Literaturempfehlung gesucht zu Farbgebung im Inneren, Türen, Verkleidungen und FW

Hallo,

Konkret suche ich nach Informationen über Bauweise und Farbgebung typischer Innengestaltung in Fachwerkhäusern des vom Früh-Barock bis Klassizismus.
als Anregung für mein sog. "Buden"-Stadthaus von ca. 1675.

Ich habe einige originale aus der Zeit auftreiben können:
Holzverkleidungen in Eiche unterhalb der Fenster,
Treppengeländer
Innenfenster (Licht zwischen Räumen im Inneren)

Türblätter mit Beschlägen von ca. 1800

Nachgbaut werden Zargen die zu den Klassizistischen Türen passenn sollten.

Wie sah so etwas früher aus?

Gruß
Detlef
Krumm und schief hat was
Mitglied der Fachwerk.de Community
| 17.01.14


Standort ist 38300 Wolfenbüttel bei Braunschweig.

An alten Laibungsbrettern (ursprünglich Stoffbespannung statt raumseitige Bekleidung aus Holz) konnte ich verschiedene Anstriche feststellen:
1. transparent ähnlich Firnis, (vielleicht mit dunkel abgefaster Linie an der verzierten Kante raumseitig)
2. Leinölfarbe ähnlich Histolith oxidgrün 404
3. Leinölfarbe ähnlich Histolith rauchgrau
Die nachfolgenden Schichten waren nicht mehr hinreichend eindeutig zu trennen.

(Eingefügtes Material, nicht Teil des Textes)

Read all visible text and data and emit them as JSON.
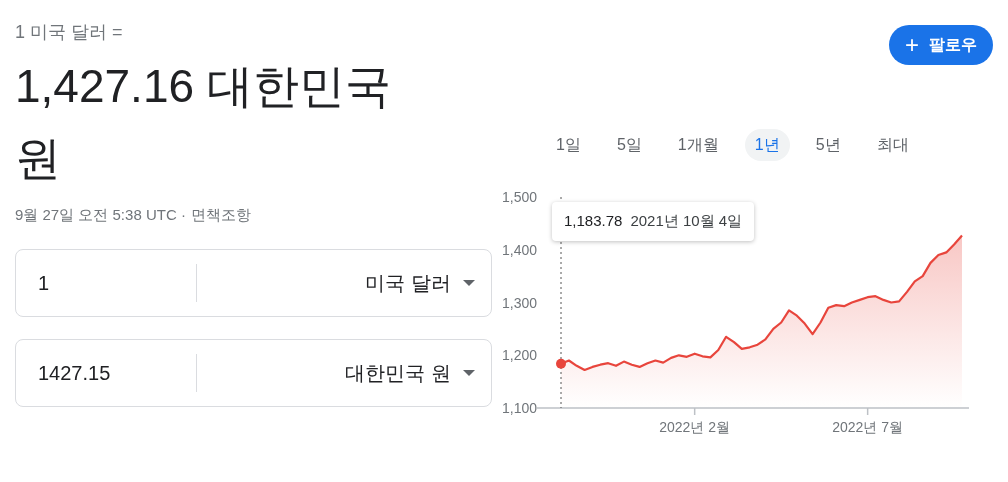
{
  "header": {
    "base_label": "1 미국 달러 =",
    "result": "1,427.16 대한민국 원",
    "timestamp": "9월 27일 오전 5:38 UTC ·",
    "disclaimer": "면책조항"
  },
  "follow_button": {
    "icon": "+",
    "label": "팔로우"
  },
  "converter": [
    {
      "amount": "1",
      "currency": "미국 달러"
    },
    {
      "amount": "1427.15",
      "currency": "대한민국 원"
    }
  ],
  "ranges": [
    {
      "label": "1일",
      "selected": false
    },
    {
      "label": "5일",
      "selected": false
    },
    {
      "label": "1개월",
      "selected": false
    },
    {
      "label": "1년",
      "selected": true
    },
    {
      "label": "5년",
      "selected": false
    },
    {
      "label": "최대",
      "selected": false
    }
  ],
  "chart": {
    "tooltip": {
      "value": "1,183.78",
      "date": "2021년 10월 4일"
    },
    "chart_data": {
      "type": "area",
      "categories": [
        null,
        null,
        null,
        null,
        null,
        null,
        null,
        null,
        null,
        null,
        null,
        null,
        null,
        null,
        null,
        null,
        null,
        "2022년 2월",
        null,
        null,
        null,
        null,
        null,
        null,
        null,
        null,
        null,
        null,
        null,
        null,
        null,
        null,
        null,
        null,
        null,
        null,
        null,
        null,
        null,
        "2022년 7월",
        null,
        null,
        null,
        null,
        null,
        null,
        null,
        null,
        null,
        null,
        null,
        null
      ],
      "series": [
        {
          "color": "#e8453c",
          "values": [
            1184,
            1190,
            1180,
            1172,
            1178,
            1182,
            1185,
            1180,
            1188,
            1182,
            1178,
            1185,
            1190,
            1186,
            1195,
            1200,
            1197,
            1203,
            1198,
            1196,
            1210,
            1235,
            1225,
            1212,
            1215,
            1220,
            1230,
            1250,
            1262,
            1285,
            1275,
            1260,
            1240,
            1262,
            1290,
            1295,
            1293,
            1300,
            1305,
            1310,
            1312,
            1305,
            1300,
            1302,
            1320,
            1340,
            1350,
            1375,
            1390,
            1395,
            1410,
            1427
          ]
        }
      ],
      "ylim": [
        1100,
        1500
      ],
      "yticks": [
        {
          "value": 1100,
          "label": "1,100"
        },
        {
          "value": 1200,
          "label": "1,200"
        },
        {
          "value": 1300,
          "label": "1,300"
        },
        {
          "value": 1400,
          "label": "1,400"
        },
        {
          "value": 1500,
          "label": "1,500"
        }
      ]
    }
  }
}
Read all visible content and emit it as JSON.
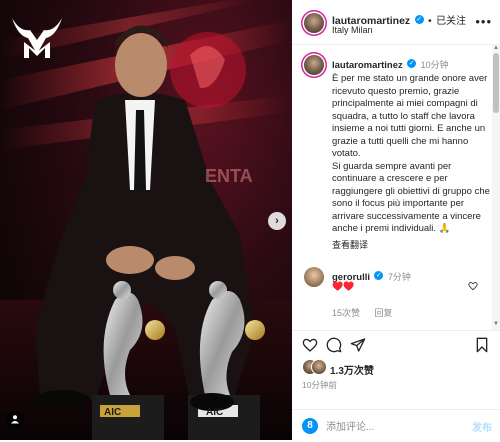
{
  "media": {
    "logo_icon": "mt-bull-logo-icon",
    "backdrop_text_1": "ENTA",
    "trophy_label_left": "AIC",
    "trophy_label_right": "AIC"
  },
  "header": {
    "username": "lautaromartinez",
    "separator": "•",
    "follow_label": "已关注",
    "location": "Italy Milan",
    "more_icon": "more-horizontal-icon"
  },
  "caption": {
    "username": "lautaromartinez",
    "time": "10分钟",
    "text": "È per me stato un grande onore aver ricevuto questo premio, grazie principalmente ai miei compagni di squadra, a tutto lo staff che lavora insieme a noi tutti giorni. E anche un grazie a tutti quelli che mi hanno votato.\nSi guarda sempre avanti per continuare a crescere e per raggiungere gli obiettivi di gruppo che sono il focus più importante per arrivare successivamente a vincere anche i premi individuali. 🙏",
    "translate_label": "查看翻译"
  },
  "comment": {
    "username": "gerorulli",
    "time": "7分钟",
    "text": "♥️♥️",
    "likes": "15次赞",
    "reply_label": "回复"
  },
  "actions": {
    "likes_label": "1.3万次赞",
    "time_label": "10分钟前"
  },
  "comment_bar": {
    "placeholder": "添加评论...",
    "post_label": "发布"
  },
  "colors": {
    "accent": "#0095f6",
    "heart": "#ed4956",
    "stage_red": "#c0122e"
  }
}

Interessant fand ich, das offensichtlich auch Holz in Naturfarbe (Schutzanstrich transparent, vermutlich Leinölfirnis) verwendet wurde. Steinimitation ist mir bekannt

Meine Idee ist, dies an einem Stück Wandkassette zu wiederholen. Diese ist aus Eiche, hat nach dem umlaufenden gezapften Rahmen eine abgerundete Profilierung von B~3cm und ist mit einer rechteckigen Kassette gefüllt. Leider ist die Eiche rel. fleckig. Kann man so etwas mit Oxalsäure abwaschen oder evt. mit H²O² bleichen um eine homogenere Oberfläche zu bekommen?

Gruß
D
Krumm und schief hat was
Mitglied der Fachwerk.de Community
| 17.01.14

Das Literaturangebot ...


... ist in dieser Richtung regional recht verschieden und an sich eher selten.
Hier im bergischen Städtedreieck haben wir zum einen Schriften des Landschaftverbandes (also des Denkmalschutzes im weitesten Sinne) sowie vereinzelte Bücher verschiedener Heimatforscher und Geschichtsvereine. Alles in allem sind dies, wenn ich Bildbände (die teilweise jedoch auch lesenswerte sowie informelle Texte aufweisen) mit einrechne, allerdings auch nur um die sieben Publikationen. Teilweise finden sich auch auf Flohmärkten und Antiquariaten einzelne Veröffentlichungen. Insgesamt ist allerdings festzustellen das es mühsam ist diese zu finden, und häufig sind die von Dir gesuchten Informationen zum Zeitpunkt der Schriften nicht als so wichtig eingestuft worden als das sie sich als Kapitel oder gar gesamtes Werk wiederfinden.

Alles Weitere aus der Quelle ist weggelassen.